An irony of web serving
One of the small paradoxes of the web is that it is often the connections with the least bandwidth that put the largest load on your web server.
This is because each connection consumes a certain amount of server resources, ranging from kernel data structures for socket buffers up to an entire thread or process on a dynamic website. The slower someone's connection, the longer they tie up up this stuff on your end as you slowly feed them data. Conversely, people on fast connections get in, get their data, and get out fast, letting you release those resources.
Among other little effects, this means that it's not enough for load testing to pick a connections per second rate that you should be able to deal with.
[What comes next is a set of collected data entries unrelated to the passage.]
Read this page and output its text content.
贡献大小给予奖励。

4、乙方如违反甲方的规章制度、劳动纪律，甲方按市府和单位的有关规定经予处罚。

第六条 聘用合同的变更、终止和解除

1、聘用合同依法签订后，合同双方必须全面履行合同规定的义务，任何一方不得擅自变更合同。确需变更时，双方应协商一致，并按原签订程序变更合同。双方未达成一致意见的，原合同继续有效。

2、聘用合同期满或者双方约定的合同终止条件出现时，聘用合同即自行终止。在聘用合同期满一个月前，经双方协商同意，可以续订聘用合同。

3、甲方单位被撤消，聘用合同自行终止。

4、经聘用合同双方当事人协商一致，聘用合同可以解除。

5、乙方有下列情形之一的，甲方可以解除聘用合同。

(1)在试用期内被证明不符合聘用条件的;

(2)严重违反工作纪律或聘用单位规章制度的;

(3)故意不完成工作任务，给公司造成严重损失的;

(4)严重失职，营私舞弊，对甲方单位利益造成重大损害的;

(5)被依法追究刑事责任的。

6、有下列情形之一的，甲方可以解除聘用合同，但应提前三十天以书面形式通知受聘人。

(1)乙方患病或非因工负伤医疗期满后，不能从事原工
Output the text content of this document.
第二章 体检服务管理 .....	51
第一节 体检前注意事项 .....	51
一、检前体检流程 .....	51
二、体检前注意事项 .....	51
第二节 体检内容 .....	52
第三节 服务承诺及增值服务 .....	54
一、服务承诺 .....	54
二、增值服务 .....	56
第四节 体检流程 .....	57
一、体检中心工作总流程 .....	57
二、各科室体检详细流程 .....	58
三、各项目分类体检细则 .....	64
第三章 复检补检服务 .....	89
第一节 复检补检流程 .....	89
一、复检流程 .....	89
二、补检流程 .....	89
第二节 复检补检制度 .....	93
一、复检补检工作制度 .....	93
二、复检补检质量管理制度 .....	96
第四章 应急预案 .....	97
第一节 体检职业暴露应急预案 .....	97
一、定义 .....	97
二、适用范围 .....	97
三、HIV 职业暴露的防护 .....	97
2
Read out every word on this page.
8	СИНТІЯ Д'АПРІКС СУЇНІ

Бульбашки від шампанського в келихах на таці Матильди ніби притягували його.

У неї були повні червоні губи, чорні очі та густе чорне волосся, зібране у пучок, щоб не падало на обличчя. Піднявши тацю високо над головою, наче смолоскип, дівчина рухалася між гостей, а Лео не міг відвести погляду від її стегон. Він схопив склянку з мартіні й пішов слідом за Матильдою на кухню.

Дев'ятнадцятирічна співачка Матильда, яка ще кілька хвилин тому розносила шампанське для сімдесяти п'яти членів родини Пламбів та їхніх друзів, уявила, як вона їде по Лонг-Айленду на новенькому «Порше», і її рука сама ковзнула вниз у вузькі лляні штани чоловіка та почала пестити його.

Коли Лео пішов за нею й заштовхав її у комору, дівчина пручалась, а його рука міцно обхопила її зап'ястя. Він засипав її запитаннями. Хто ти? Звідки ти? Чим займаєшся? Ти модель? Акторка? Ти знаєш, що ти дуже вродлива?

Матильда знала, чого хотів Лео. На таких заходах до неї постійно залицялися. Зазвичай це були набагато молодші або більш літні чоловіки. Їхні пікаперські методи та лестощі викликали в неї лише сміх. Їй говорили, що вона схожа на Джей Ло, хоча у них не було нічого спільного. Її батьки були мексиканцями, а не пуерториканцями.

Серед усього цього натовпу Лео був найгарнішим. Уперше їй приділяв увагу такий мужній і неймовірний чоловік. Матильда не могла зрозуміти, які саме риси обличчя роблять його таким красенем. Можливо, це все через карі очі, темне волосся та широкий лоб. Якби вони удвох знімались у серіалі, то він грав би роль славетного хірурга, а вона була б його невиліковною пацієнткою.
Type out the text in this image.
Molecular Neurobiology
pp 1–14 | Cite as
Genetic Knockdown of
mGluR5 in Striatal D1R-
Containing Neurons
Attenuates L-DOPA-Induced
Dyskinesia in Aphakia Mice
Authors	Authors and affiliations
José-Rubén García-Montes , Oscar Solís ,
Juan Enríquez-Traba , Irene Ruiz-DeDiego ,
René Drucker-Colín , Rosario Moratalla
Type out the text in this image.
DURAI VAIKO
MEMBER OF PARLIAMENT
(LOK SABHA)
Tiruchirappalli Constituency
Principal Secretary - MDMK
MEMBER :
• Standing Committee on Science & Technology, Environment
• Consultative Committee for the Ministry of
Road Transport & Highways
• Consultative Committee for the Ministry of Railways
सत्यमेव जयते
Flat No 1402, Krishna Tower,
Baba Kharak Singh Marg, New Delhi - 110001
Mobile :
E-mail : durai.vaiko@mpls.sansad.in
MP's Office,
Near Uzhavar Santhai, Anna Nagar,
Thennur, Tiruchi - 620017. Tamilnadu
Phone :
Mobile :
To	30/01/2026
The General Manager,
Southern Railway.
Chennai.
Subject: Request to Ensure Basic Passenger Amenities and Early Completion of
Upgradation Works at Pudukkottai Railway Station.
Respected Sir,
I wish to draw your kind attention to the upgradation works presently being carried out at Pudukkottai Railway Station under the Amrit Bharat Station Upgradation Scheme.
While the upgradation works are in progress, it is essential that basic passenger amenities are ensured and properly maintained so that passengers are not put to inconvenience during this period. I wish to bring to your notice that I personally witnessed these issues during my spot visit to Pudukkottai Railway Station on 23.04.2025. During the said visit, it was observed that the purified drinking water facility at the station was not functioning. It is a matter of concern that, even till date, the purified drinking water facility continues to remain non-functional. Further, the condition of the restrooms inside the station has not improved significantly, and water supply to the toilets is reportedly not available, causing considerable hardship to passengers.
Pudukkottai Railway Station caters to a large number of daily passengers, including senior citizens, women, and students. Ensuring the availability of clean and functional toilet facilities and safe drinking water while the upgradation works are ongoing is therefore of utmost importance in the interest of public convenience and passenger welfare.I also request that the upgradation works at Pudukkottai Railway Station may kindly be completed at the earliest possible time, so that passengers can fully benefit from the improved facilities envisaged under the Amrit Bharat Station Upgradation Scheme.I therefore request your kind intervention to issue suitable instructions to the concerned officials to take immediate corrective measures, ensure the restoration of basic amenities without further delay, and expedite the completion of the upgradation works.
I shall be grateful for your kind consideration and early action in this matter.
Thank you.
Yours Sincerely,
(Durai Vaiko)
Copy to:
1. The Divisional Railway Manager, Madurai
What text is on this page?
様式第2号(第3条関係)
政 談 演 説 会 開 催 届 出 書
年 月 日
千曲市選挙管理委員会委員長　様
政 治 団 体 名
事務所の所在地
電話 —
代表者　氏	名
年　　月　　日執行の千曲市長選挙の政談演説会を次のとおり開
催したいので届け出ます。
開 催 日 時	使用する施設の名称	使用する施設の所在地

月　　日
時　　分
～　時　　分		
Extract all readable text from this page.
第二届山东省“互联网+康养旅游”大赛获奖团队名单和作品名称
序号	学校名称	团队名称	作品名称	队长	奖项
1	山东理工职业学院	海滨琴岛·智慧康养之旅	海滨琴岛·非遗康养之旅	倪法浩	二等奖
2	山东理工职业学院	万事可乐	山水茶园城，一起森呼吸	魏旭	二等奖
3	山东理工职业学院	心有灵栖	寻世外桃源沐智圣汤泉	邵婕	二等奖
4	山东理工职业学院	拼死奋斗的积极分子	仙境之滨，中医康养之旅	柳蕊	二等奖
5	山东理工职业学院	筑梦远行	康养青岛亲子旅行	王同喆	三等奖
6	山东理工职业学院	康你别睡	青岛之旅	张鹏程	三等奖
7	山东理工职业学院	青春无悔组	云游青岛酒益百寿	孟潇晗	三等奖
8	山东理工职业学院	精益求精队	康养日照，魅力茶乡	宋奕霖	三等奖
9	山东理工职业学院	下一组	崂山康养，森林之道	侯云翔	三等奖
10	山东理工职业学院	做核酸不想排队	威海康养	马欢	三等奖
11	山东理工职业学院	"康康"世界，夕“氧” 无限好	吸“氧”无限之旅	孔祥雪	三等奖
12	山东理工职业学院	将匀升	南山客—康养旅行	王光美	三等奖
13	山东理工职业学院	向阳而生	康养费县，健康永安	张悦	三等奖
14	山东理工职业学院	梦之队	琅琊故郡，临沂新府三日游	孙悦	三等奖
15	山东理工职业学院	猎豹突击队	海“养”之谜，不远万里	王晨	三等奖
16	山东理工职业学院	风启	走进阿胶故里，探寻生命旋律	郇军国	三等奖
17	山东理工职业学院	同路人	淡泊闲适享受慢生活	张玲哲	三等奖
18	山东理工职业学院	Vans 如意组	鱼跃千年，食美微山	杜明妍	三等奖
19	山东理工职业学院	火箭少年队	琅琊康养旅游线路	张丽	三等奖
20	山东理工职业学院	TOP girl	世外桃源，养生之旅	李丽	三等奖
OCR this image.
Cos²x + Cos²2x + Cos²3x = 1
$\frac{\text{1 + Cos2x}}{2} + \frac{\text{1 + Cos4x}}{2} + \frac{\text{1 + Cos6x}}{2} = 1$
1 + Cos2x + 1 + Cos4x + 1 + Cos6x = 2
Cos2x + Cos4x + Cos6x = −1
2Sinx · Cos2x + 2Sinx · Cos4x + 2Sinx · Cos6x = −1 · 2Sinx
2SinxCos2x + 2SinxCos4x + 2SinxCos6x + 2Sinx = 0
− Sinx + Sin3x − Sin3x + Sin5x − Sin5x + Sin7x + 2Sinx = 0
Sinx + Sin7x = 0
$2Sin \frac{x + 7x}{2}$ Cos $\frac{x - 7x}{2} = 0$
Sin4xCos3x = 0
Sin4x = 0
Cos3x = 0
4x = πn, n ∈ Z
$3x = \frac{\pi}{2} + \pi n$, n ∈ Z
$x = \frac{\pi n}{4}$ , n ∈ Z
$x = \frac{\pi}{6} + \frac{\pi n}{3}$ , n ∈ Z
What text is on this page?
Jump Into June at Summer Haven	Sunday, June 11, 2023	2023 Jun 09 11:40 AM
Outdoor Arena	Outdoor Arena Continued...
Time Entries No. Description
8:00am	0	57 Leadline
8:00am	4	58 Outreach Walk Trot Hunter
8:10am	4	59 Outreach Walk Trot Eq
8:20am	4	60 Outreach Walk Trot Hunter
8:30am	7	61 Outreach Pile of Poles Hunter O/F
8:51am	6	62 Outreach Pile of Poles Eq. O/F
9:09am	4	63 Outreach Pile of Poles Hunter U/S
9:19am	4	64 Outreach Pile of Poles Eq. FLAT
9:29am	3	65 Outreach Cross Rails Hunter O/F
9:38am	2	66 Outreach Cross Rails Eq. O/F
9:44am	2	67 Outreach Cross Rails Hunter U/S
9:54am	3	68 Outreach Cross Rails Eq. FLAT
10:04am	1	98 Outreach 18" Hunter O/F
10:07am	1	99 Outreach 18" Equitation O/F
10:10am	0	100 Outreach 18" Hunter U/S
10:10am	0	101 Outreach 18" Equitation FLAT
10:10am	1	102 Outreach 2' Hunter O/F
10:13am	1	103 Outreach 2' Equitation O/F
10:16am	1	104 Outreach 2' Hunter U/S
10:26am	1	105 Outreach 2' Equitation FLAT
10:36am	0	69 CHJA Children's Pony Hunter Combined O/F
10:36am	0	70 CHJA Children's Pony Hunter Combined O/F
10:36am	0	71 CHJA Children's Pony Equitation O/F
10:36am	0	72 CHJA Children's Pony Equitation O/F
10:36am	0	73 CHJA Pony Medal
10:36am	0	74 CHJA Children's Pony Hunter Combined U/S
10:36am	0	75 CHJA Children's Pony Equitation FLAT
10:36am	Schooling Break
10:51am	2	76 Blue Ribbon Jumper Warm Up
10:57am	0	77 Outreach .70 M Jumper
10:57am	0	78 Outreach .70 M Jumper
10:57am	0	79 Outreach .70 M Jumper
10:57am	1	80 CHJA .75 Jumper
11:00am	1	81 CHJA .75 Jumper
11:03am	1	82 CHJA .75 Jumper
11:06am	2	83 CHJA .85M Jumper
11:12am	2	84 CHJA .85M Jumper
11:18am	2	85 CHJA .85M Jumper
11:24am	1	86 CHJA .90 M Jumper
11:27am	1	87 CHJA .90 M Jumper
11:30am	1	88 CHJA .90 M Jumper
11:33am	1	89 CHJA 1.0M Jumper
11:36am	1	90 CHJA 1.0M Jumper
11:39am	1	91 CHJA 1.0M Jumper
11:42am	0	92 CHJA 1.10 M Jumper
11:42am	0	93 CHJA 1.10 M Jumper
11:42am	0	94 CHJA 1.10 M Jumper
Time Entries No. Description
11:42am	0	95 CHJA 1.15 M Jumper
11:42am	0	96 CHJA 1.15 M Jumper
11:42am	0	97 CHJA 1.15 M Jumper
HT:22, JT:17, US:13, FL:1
Ten new connections a second where each client takes a tenth of a second to download its content is rather easier to deal with than ten connections a second where each client takes ten seconds. (And if you test across a local LAN you are far more likely to get the former than the latter.)
There are some ways around parts of this effect:
- web servers based around asynchronous IO generally have far lower
per-connection overhead, which is one reason they're so popular.
- reverse proxy web servers (including in a way Apache running CGI
programs) offer you a way of rapidly sucking the content out of
your high-overhead dynamic website system and parking it in a
low-overhead frontend web server while it trickles out to the
slow clients, instead of having the slow clients hold down an
expensive connection directly with the dynamic website bits.
(This only works well if your generated content is small enough to get sucked completely into the frontend, but this is the usual case.)
- some websites just disconnect clients after a certain amount of time, whether or not they are still transferring data. This is most popular for bulk downloads, where it's cheap for the server to start again if (or when) the client reconnects to resume the transfer.